See it is an assumption universally made that any beautiful, brilliant, single woman who is rich as hell will be in want of a husband.

Title: Pride and Prejudice and Mistletoe

Author: Melissa De La Cruz

Series: Standalone

Publication: October 17th 2017 by St. Martin’s Press

Pages: 240

Source: Publisher in exchange for a honest review

Summary from Goodreads:

Darcy Fitzwilliam is 29, beautiful, successful, and brilliant. She dates hedge funders and basketball stars and is never without her three cellphones—one for work, one for play, and one to throw at her assistant (just kidding). Darcy’s never fallen in love, never has time for anyone else’s drama, and never goes home for Christmas if she can help it. But when her mother falls ill, she comes home to Pemberley, Ohio, to spend the season with her dad and little brother.

Her parents throw their annual Christmas bash, where she meets one Luke Bennet, the smart, sardonic slacker son of their neighbor. Luke is 32 and has never left home. He’s a carpenter and makes beautiful furniture, and is content with his simple life. He comes from a family of five brothers, each one less ambitious than the other. When Darcy and Luke fall into bed after too many eggnogs, Darcy thinks it’s just another one night stand. But why can’t she stop thinking of Luke? What is it about him? And can she fall in love, or will her pride and his prejudice against big-city girls stand in their way?


Thoughts and Feelings:

I’m going to admit flat out that I am not the biggest fan of the original Pride and Prejudice to begin with.

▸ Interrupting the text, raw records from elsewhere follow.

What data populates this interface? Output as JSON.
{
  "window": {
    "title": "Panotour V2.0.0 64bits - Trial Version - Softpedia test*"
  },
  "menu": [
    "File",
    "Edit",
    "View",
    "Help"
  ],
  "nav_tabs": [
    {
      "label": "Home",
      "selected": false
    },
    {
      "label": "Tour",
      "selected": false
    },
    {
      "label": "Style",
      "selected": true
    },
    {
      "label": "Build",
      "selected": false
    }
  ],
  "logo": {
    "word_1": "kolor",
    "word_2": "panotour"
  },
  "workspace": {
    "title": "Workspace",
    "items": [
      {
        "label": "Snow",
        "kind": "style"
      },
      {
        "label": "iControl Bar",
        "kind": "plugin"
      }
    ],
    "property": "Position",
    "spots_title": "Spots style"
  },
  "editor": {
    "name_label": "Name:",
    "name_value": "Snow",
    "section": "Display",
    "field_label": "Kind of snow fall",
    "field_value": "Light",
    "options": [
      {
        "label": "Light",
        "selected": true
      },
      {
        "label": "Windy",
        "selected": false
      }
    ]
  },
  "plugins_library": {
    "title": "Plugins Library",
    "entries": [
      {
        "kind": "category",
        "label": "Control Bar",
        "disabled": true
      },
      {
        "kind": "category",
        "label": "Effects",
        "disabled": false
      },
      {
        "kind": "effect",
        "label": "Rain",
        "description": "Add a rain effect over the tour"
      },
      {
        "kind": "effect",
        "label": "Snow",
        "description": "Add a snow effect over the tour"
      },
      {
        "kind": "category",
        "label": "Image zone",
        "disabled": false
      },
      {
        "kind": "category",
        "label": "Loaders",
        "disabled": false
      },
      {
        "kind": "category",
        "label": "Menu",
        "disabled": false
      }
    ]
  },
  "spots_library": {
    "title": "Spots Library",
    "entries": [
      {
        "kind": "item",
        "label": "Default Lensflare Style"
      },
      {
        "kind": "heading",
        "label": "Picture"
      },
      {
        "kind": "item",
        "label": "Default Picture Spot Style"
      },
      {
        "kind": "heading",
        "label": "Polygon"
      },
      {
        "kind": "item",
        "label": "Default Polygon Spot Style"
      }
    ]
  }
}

I think it’s silly when it’s praised as a beautiful romance, because it’s not – it’s a satire on Austen’s society cloaked within a romance because that was the only way she could get it published as a woman at the time. Mini rant aside, Pride and Prejudice is amazing as a satire – and I love it as such. Melissa De La Cruz has taken that satire and turned it into a satire of that romantic satire, and it’s great.

If you’ve seen “Pride and Prejudice and Zombies” (I’m talking film, not the book), you’ll get where I’m coming from with this review. Both that film and this book take the ridiculous scope of these characters’ goals and motivations and make them ten times more outlandish by placing the characters in crazy circumstances. Zombies eating everybody? Check, but wait, I must find a suitable husband – lest the zombies eat my face off. Pride and Prejudice meets 10 Things I Hate About You? Check. Cruz has crafted a cute rom-com like book with the main beats of the beloved classic, and it’s fabulous.

Pride and Prejudice and Mistletoe has not only gender bent Mr. Darcy and Elizabeth, but has also created a lighthearted, fun, and creative romance. Rather than sticking to the story we know, Cruz has re-imagined it with her own twists and turns and it turned out pretty darn good. If you’re a huge fan/stickler for the original, you probably won’t like this unless you can separate it in your head. You can’t read this and think Pride and Prejudice, you have to read it and think it’s Hallmark movie based on Pride and Prejudice. It’s great, it’s entertaining, and it’s fun – but it’s not the original, and I think that is what makes this a great retelling.